- The Washington Times - Monday, August 25, 2008

COLUMN:

When it comes to personal health records, privacy protections should be balanced with “the need for a simple and easy user experience,” according to Eric Sachs, a product manager at Google Inc.

In May, the Mountain View, Calif.-based search giant began offering Google Health, a service that lets users store and their medical records online with a username and a password, much like an e-mail account. The company currently has partnerships with 10 organizations, including CVS, Walgreens and Quest Diagnostics Inc., which allow users to import prescriptions, test results and medical histories into one place.

Other technology firms are pursuing their own personal health record (PHR) initiatives. Revolution Health Group, led by AOL LLC co-founder Steve Case, lets users create an online portfolio of health information. Microsoft’s HealthVault service is similar.

Supporters of PHRs describe them as a way of empowering consumers, giving them increased ownership of their own information and an easier way to access it.

“Patients currently have the right to get copies of their medical records, but so few go through the tedious process of requesting copies or faxes of their records or paying any necessary administrative fees to get them,” Mr. Sachs wrote on the Google Public Policy Blog, echoing comments that he made at the Harvard Privacy Symposium.

However, privacy advocates have raised a red flag, citing data-security risks and legal concerns. Many question whether a third party like Google would be subject to the federal Health Insurance Portability and Accountability Act, which protects doctor-patient privilege and prevents patient information from being used or sold for marketing purposes, among other protections.

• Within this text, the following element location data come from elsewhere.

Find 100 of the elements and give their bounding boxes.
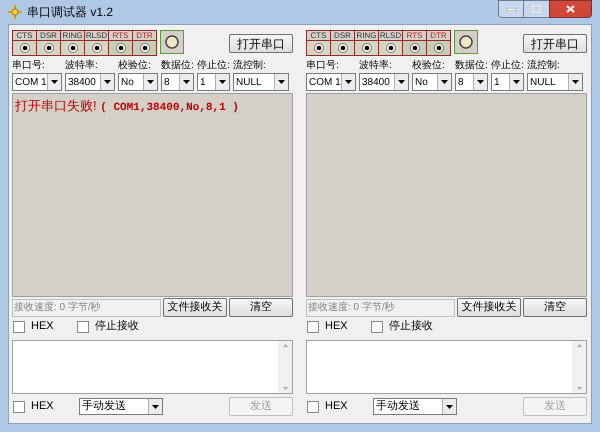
signal-led-icon	[434, 43, 444, 53]
receive-area[interactable]: 打开串口失败! ( COM1,38400,No,8,1 )	[12, 93, 293, 297]
setting-dropdown[interactable]: 38400	[359, 73, 409, 91]
setting-label: 校验位:	[412, 60, 446, 72]
setting-dropdown[interactable]: COM 1	[306, 73, 356, 91]
signal-label: DTR	[133, 31, 156, 40]
checkbox[interactable]	[371, 320, 383, 332]
setting-dropdown[interactable]: No	[412, 73, 452, 91]
signal-label: RLSD	[379, 31, 402, 40]
signal-label: RLSD	[85, 31, 108, 40]
send-text-area[interactable]	[306, 340, 587, 394]
setting-dropdown[interactable]: 1	[491, 73, 524, 91]
dropdown-arrow-button[interactable]	[148, 399, 162, 414]
dropdown-arrow-button[interactable]	[215, 74, 229, 90]
caret-icon	[51, 80, 58, 84]
signal-led-icon	[410, 43, 420, 53]
caret-icon	[446, 404, 453, 408]
setting-label: 停止位:	[491, 60, 524, 72]
setting-label: 流控制:	[233, 60, 267, 72]
signal-label: RING	[61, 31, 84, 40]
dropdown-arrow-button[interactable]	[274, 74, 288, 90]
checkbox[interactable]	[307, 400, 319, 412]
signal-led-icon	[20, 43, 30, 53]
signal-label: CTS	[307, 31, 330, 40]
signal-label: RTS	[403, 31, 426, 40]
status-lamp-icon	[459, 35, 473, 49]
caret-icon	[219, 80, 226, 84]
minimize-icon	[506, 8, 516, 10]
setting-label: 串口号:	[12, 60, 46, 72]
send-text-area[interactable]	[12, 340, 293, 394]
signal-label: CTS	[13, 31, 36, 40]
dropdown-arrow-button[interactable]	[394, 74, 408, 90]
file-receive-button[interactable]: 文件接收关	[457, 298, 521, 317]
open-port-button[interactable]: 打开串口	[229, 34, 293, 53]
signal-led-icon	[362, 43, 372, 53]
checkbox[interactable]	[307, 320, 319, 332]
checkbox-label: 停止接收	[389, 318, 433, 334]
clear-button[interactable]: 清空	[229, 298, 293, 317]
caret-icon	[398, 80, 405, 84]
setting-dropdown[interactable]: COM 1	[12, 73, 62, 91]
dropdown-arrow-button[interactable]	[442, 399, 456, 414]
signal-led-icon	[116, 43, 126, 53]
caret-icon	[477, 80, 484, 84]
caret-icon	[152, 404, 159, 408]
setting-dropdown[interactable]: 1	[197, 73, 230, 91]
setting-label: 波特率:	[65, 60, 99, 72]
signal-label: DSR	[37, 31, 60, 40]
dropdown-arrow-button[interactable]	[100, 74, 114, 90]
dropdown-arrow-button[interactable]	[179, 74, 193, 90]
setting-dropdown[interactable]: NULL	[527, 73, 583, 91]
caret-icon	[572, 80, 579, 84]
dropdown-arrow-button[interactable]	[341, 74, 355, 90]
caret-icon	[441, 80, 448, 84]
signal-led-icon	[92, 43, 102, 53]
checkbox[interactable]	[77, 320, 89, 332]
caret-icon	[147, 80, 154, 84]
setting-dropdown[interactable]: No	[118, 73, 158, 91]
dropdown-arrow-button[interactable]	[473, 74, 487, 90]
window-title: 串口调试器 v1.2	[27, 4, 114, 21]
signal-led-icon	[338, 43, 348, 53]
signal-led-icon	[386, 43, 396, 53]
signal-label: RING	[355, 31, 378, 40]
send-mode-dropdown[interactable]: 手动发送	[79, 398, 163, 415]
receive-speed-text: 接收速度: 0 字节/秒	[12, 298, 161, 316]
maximize-icon	[532, 5, 541, 13]
checkbox-label: 停止接收	[95, 318, 139, 334]
setting-dropdown[interactable]: 8	[455, 73, 488, 91]
clear-button[interactable]: 清空	[523, 298, 587, 317]
caret-icon	[278, 80, 285, 84]
error-message: 打开串口失败! ( COM1,38400,No,8,1 )	[15, 97, 240, 116]
caret-icon	[104, 80, 111, 84]
setting-dropdown[interactable]: 38400	[65, 73, 115, 91]
signal-label: DSR	[331, 31, 354, 40]
setting-label: 串口号:	[306, 60, 340, 72]
signal-label: RTS	[109, 31, 132, 40]
checkbox[interactable]	[13, 320, 25, 332]
receive-speed-text: 接收速度: 0 字节/秒	[306, 298, 455, 316]
close-button[interactable]	[549, 0, 592, 18]
setting-dropdown[interactable]: NULL	[233, 73, 289, 91]
dropdown-arrow-button[interactable]	[509, 74, 523, 90]
caret-icon	[183, 80, 190, 84]
checkbox-label: HEX	[31, 319, 54, 334]
setting-label: 波特率:	[359, 60, 393, 72]
open-port-button[interactable]: 打开串口	[523, 34, 587, 53]
dropdown-arrow-button[interactable]	[143, 74, 157, 90]
dropdown-arrow-button[interactable]	[47, 74, 61, 90]
caret-icon	[345, 80, 352, 84]
dropdown-arrow-button[interactable]	[437, 74, 451, 90]
checkbox[interactable]	[13, 400, 25, 412]
caret-icon	[513, 80, 520, 84]
minimize-button[interactable]	[498, 0, 524, 18]
setting-label: 数据位:	[455, 60, 488, 72]
maximize-button[interactable]	[524, 0, 549, 18]
dropdown-arrow-button[interactable]	[568, 74, 582, 90]
close-icon	[566, 5, 575, 13]
file-receive-button[interactable]: 文件接收关	[163, 298, 227, 317]
send-mode-dropdown[interactable]: 手动发送	[373, 398, 457, 415]
setting-dropdown[interactable]: 8	[161, 73, 194, 91]
setting-label: 校验位:	[118, 60, 152, 72]
signal-led-icon	[68, 43, 78, 53]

Mr. Sachs last week reiterated that the company has endorsed an industry-sponsored set of standards called the “Connecting for Health” framework.

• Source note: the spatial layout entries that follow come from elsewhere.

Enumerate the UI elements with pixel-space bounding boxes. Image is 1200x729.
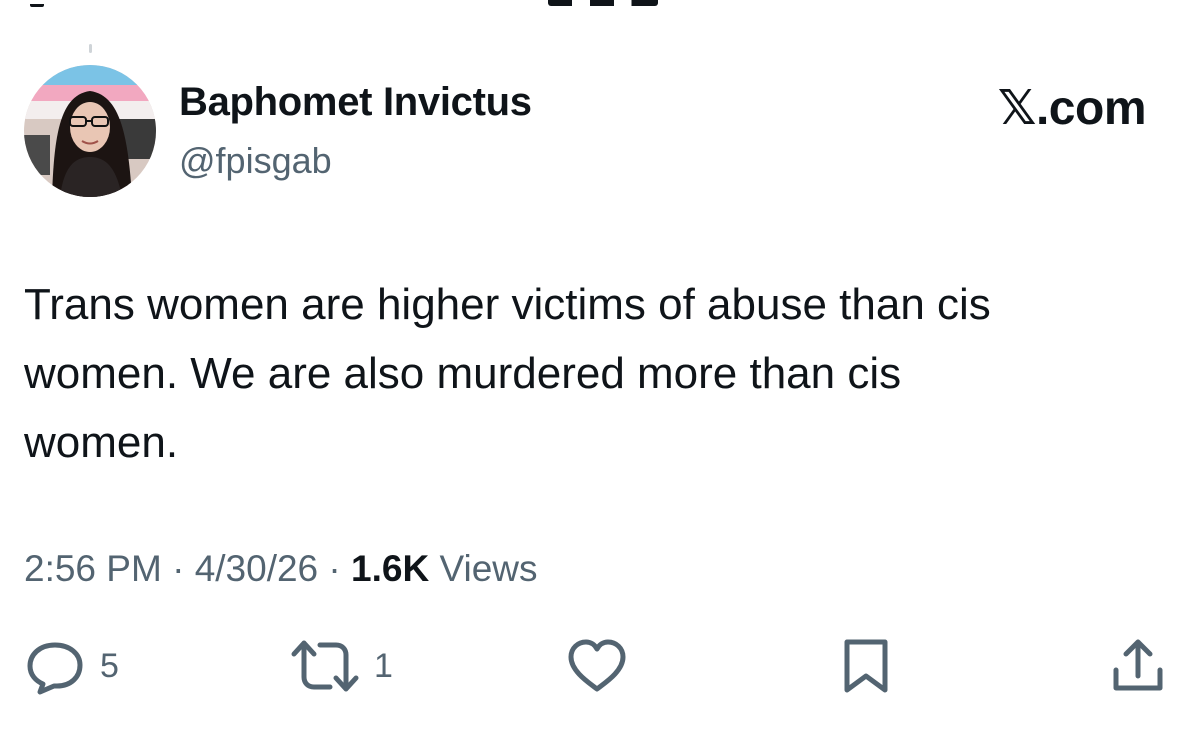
- post-text: Trans women are higher victims of abuse …: [24, 280, 991, 467]
- repost-button[interactable]: 1: [290, 636, 393, 696]
- author-handle[interactable]: @fpisgab: [179, 140, 332, 182]
- repost-count: 1: [374, 646, 393, 685]
- top-bar-cutoff: [0, 0, 1200, 12]
- views-label: Views: [439, 548, 538, 589]
- views-count: 1.6K: [351, 548, 430, 589]
- author-display-name[interactable]: Baphomet Invictus: [179, 80, 532, 125]
- reply-count: 5: [100, 646, 119, 685]
- meta-separator: ·: [328, 548, 341, 589]
- back-arrow-icon[interactable]: [30, 0, 44, 7]
- share-icon: [1113, 639, 1163, 691]
- meta-separator: ·: [172, 548, 185, 589]
- heart-icon: [568, 639, 626, 692]
- bookmark-icon: [844, 639, 888, 693]
- post-meta: 2:56 PM · 4/30/26 · 1.6K Views: [24, 548, 538, 590]
- avatar-image: [24, 65, 156, 197]
- header-title-cutoff: [548, 0, 658, 6]
- repost-icon: [291, 640, 359, 692]
- action-bar: 5 1: [0, 636, 1200, 696]
- reply-button[interactable]: 5: [24, 636, 119, 696]
- share-button[interactable]: [1108, 636, 1168, 696]
- reply-icon: [27, 642, 83, 695]
- x-brand-logo: 𝕏.com: [997, 82, 1147, 135]
- avatar[interactable]: [24, 65, 156, 197]
- post-time[interactable]: 2:56 PM: [24, 548, 162, 589]
- like-button[interactable]: [565, 636, 629, 696]
- bookmark-button[interactable]: [837, 636, 895, 696]
- post-date[interactable]: 4/30/26: [195, 548, 318, 589]
- thread-line: [89, 44, 92, 53]
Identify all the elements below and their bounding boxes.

“We want our users to be assured that we will never sell their health data or share it with others unless they authorize us to do so,” he said. “We believe our users should have control over who views their health information and who can add to it, and we make it possible for users to revoke access rights at any time.”

Unwanted calls

My column last week - on the issue of telemarketers and expired auto warranty warnings - must have hit a chord because I received more e-mails and calls than I have in quite some time. Here are some of your comments.

One reader writes: “I received probably the 30th call from these ‘warranty specialists’ today, so I gave them some [fake] info in yet another effort to dig some info out of these people … They tried to get my [vehicle identification number] because my vehicle was ‘one of the vehicles affected by mechanical failure’ and they ‘need to make sure mine was not affected.’”

Another says: “I must have gotten 20 to 25 calls. I repeatedly asked them to stop calling me, and the response was that I would be removed from the list. Then I began to get ‘this is your last call … .’ I got a ‘last call’ about 15 times.”

Finally, a reader offers a suggestion: “My VOIP provider (Packet8.net) permits me to use a browser to block calls. Now after every unwanted call, I update the list of blocked calls.”